A tool to archive Substack newsletters you are currently subscribed to. This allows you to keep an offline copy of the content you have paid for, forever.
Important
This is NOT a piracy tool.
- It can only download content you usually have access to.
- It does not bypass paywalls for newsletters you are not subscribed to.
- Its primary use case is archiving your library before you unsubscribe.
- 100% Local: Your cookies, session data, and downloaded articles are stored only on your computer. Nothing is ever sent to any external server.
- Safe: Your credentials are used strictly to authenticate with Substack for downloading your own content.
- Personal Archive: Download all posts from a newsletter to your local machine.
- Paid Content Support: Authenticates using your existing subscription to archive subscriber-only posts.
- Custom Domain Support: Includes a login helper to bypass bot protection on custom domains (e.g.,
lennysnewsletter.com). - Offline Assets: Downloads images locally so you can view posts without an internet connection.
- Markdown Support: Converts posts to Markdown (
.md) with local image links, perfect for Obsidian or Notion. - Podcast Skipping: Option to skip podcast/audio episodes (
--skip-podcasts). - HTML Export: Saves clean, readable HTML files.
-
Clone the repository:
git clone https://github.com/yourusername/substack-scraper.git cd substack-scraper -
Install dependencies:
pip install -r requirements.txt
-
Install Playwright browsers: (Required for the login helper)
playwright install chromium
Substack uses complex "bot protection" for some domains.
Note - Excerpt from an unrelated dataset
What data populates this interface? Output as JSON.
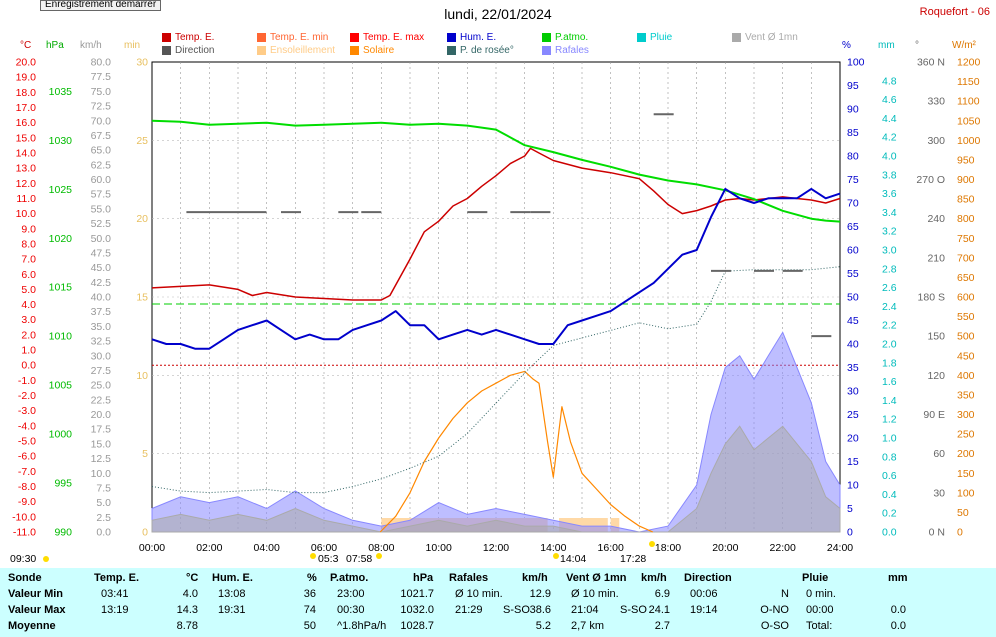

This tool provides a Login Helper (login.py) to make authentication easy.
For most newsletters, you only need to log in once.
- Run in your terminal:
python login.py
- A Chrome window will open. Log in to
substack.com. - Go back to the terminal and press Enter to save your session.
- This creates
substack_session.json, which works for all standard Substack newsletters.
Newsletters with their own domains are isolated "islands" and require their own login.
- Run the helper with the URL (all on one line):
python login.py https://www.lennysnewsletter.com
- A Chrome window will open. Log in to that specific site.
- Go back to the terminal and press Enter to save your session.
- This saves a domain-specific session (e.g.,
substack_session_www.lennysnewsletter.com.json) which the scraper will automatically detect and use.
Basic Scrape (HTML + Markdown + Images):
python scraper.py --url https://read.substack.comMarkdown Only (Best for Obsidian):
python scraper.py --url https://read.substack.com --md-onlySkip Podcasts:
python scraper.py --url https://newsletter.pragmaticengineer.com --skip-podcastsLimit Number of Posts:
# Download only the 5 most recent posts
python scraper.py --url https://www.robkhenderson.com --limit 5Downloaded posts are saved in the archive/ directory, organized by domain:
archive/
├── read.substack.com/
│ ├── assets/
│ │ ├── image1.jpg
│ │ └── ...
│ ├── 2023-10-01_some-post-title.md
│ └── 2023-10-01_some-post-title.html
└── ...
This tool is for personal archiving purposes only. Please respect the copyright of the authors and do not redistribute paid content.